Reducing container image size

Image compressed size – the size it occupies in the container image registry, directly correlates with pull time, while image uncompressed size – the size of the image once downloaded, impacts the time it takes to bootstrap the container – the larger the size the longer it takes to decompress and extract the image layers, mount them, and combine them into the container file system.

While there are other contributing factors, like number of image layers, their structure, deduplication and container runtime cache efficiency, or registry proximity, paying special attention to size optimization is an important step on the road to reducing startup latency.

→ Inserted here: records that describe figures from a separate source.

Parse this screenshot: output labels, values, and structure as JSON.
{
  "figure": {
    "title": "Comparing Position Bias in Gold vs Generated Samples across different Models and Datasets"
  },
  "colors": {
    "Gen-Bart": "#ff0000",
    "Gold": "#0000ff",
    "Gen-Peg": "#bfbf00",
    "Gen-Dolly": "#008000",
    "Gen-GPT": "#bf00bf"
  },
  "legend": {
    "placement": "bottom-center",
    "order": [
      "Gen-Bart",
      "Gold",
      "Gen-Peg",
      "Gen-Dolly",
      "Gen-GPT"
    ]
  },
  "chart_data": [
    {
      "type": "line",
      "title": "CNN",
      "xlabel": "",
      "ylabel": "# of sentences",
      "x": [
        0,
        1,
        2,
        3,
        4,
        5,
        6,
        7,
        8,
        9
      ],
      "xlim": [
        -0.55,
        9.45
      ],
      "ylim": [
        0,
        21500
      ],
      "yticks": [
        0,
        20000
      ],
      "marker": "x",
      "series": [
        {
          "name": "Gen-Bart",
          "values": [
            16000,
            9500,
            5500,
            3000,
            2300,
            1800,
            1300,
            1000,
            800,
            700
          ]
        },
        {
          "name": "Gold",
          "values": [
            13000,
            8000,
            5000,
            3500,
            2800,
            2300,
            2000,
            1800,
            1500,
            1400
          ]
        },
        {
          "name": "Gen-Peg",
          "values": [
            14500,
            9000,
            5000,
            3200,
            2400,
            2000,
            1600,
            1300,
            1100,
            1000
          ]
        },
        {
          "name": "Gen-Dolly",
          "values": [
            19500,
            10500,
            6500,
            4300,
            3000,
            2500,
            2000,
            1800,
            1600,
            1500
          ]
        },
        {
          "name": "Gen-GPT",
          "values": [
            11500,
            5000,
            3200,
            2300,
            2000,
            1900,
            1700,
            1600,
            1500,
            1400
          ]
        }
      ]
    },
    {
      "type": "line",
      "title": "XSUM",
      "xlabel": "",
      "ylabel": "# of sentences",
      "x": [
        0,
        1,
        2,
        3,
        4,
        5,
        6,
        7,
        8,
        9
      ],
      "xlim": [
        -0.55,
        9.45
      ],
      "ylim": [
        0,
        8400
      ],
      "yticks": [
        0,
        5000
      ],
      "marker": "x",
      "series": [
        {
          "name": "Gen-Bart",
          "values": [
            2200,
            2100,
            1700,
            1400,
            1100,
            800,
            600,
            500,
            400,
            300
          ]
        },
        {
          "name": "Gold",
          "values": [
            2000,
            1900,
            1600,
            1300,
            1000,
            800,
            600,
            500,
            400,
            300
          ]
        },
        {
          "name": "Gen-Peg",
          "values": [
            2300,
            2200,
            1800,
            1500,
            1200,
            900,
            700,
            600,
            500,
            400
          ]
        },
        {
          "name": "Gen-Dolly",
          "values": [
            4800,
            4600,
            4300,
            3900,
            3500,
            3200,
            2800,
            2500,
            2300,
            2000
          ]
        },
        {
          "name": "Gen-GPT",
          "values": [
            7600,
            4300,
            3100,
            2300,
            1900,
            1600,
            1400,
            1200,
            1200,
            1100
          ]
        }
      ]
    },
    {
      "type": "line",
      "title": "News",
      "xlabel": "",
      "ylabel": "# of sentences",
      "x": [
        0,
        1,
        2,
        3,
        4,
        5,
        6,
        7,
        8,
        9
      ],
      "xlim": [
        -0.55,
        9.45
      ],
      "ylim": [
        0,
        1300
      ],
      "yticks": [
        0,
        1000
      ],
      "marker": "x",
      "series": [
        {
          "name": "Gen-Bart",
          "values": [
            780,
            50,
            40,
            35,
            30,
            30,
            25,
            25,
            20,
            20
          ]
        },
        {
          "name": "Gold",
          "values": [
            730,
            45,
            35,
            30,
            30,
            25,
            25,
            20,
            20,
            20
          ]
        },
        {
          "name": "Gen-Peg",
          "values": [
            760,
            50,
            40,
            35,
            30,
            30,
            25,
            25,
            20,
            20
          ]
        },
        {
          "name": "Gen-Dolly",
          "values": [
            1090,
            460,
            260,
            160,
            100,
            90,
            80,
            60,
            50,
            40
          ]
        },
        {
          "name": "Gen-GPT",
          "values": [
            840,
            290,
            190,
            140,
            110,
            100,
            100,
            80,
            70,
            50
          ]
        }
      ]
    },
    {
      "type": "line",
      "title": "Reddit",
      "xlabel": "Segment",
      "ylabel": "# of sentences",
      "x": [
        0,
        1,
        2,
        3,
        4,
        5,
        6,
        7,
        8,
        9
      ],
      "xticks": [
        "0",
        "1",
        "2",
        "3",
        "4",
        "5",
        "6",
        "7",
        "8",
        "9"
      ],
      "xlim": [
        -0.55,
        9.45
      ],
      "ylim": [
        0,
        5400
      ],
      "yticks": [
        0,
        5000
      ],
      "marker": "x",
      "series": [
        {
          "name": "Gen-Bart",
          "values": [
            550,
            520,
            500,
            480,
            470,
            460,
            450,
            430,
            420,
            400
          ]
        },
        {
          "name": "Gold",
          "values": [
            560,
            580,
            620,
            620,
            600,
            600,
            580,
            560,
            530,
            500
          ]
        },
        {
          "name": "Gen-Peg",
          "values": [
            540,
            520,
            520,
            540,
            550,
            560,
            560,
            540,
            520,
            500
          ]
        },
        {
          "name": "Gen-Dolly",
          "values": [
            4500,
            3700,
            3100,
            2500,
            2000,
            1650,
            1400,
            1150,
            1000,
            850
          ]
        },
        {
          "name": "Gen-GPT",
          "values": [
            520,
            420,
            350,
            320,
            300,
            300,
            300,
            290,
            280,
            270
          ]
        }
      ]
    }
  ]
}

As described in AWS Container Build lens, traditional optimization techniques, such as multi-stage builds and layer structuring that benefits loading and caching, provide foundational improvements to container image size and overall performance and cost efficiency, regardless of application type. For AI/ML inference application container images, decoupling large components often yields an additional significant size reduction, since these components, particularly model artifacts and serving frameworks, often exceed several gigabytes (GB) in size.

The solutions in this section focus on both traditional optimization techniques and architectural patterns that extract these large components from the container image to a different delivery system, like Amazon S3 or Amazon FSx.

Note that the relocated components must still be made available to the application, requiring any new delivery system to be faster than the image pull process. The subsequent Accelerating pull process section addresses how to optimize the retrieval of container images.